MADRID taz ■ Der spanische Ermittlungsrichter Baltazar Garzón ist Silvio Berlusconi hart auf den Fersen. Unter dem Vorwurf der Steuerhinterziehung und dem Verstoß gegen das spanische Gesetz für Privatfernsehen beantragte der durch den Fall Pinochet zu internationalem Ansehen gelangte Kadi beim Europaparlament die Aufhebung der Immunität des italienischen Medienzaren und Euro-Parlamentariers für Forza Italia.

Die Ermittlungen laufen seit 1997: Bei der Beteiligung des Berlusconi-Senders Tele 5 beim iberischen Namensvetter sollen spanische Politiker bestochen und Dokumente gefälscht worden sein, dazu geht es um angeblich zwei Milliarden Peseten (rund 24 Millionen Mark) hinterzogene Steuern.

Die Vergehen fallen in die Zeit von 1990 bis 1993. Damals fädelte Berlusconi, so das Ergebnis der Ermittlungen, über Strohmänner und befreundete Unternehmer wie den deutschen Filmhändler Leo Kirch die Übernahme von heute insgesamt 84 Prozent der Anteile am drittgrößten spanischen Sender ein – obwohl gesetzlich nur 25 Prozent zugelassen sind.
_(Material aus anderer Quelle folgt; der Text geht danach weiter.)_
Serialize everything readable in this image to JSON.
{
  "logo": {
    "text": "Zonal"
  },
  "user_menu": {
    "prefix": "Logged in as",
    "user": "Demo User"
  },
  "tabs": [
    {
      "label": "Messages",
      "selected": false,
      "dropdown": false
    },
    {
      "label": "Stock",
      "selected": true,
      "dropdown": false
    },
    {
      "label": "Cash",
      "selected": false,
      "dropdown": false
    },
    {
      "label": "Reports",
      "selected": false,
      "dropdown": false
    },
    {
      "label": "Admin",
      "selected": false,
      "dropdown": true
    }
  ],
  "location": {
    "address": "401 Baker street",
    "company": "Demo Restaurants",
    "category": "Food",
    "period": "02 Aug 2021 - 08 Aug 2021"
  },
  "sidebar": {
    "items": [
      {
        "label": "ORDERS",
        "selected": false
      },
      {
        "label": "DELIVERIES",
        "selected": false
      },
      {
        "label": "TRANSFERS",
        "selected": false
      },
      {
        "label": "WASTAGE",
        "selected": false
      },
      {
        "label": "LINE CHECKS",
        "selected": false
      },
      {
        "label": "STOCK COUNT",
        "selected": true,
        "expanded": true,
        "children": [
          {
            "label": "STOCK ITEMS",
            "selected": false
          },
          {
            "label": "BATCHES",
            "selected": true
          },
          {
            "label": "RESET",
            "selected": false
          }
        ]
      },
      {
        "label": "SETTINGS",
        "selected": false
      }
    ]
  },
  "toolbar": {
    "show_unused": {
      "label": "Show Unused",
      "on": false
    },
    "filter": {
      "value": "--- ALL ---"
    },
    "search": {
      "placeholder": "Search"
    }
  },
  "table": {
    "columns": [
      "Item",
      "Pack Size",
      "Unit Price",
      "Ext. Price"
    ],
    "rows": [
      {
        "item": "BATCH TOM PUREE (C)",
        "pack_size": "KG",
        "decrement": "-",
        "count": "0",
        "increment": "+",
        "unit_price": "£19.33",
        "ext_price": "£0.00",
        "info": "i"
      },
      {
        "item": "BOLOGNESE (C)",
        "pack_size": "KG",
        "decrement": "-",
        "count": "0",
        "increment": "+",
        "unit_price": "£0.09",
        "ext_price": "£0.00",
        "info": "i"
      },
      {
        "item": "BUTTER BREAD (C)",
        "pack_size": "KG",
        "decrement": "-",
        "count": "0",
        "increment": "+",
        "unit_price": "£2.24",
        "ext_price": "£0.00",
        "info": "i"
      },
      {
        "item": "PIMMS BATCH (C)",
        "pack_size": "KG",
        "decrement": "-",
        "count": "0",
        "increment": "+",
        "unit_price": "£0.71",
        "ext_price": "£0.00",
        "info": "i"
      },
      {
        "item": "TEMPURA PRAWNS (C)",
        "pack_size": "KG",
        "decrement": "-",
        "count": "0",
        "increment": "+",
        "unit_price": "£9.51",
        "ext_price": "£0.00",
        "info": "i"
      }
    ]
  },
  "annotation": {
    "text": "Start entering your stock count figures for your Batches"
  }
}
Als 1989 die Lizenz für Tele 5 vergeben wurde, waren außerdem von einem Schweizer Konto des Berlusconi-Unternehmens Fininvest insgesamt 5,9 Millionen Mark auf andere eidgenössische Konten geflossen. Wem die gehörten, ist bisher noch nicht bekannt. Ermittlungsrichter Garzón geht davon aus, dass sich der italienische Pressemagnat mittels dieser Schmiergeldzahlungen das Wohlverhalten der Finanzbehörden wie der Fernsehaufsicht erkaufte und sich die Kontrolle über den Sender sicherte.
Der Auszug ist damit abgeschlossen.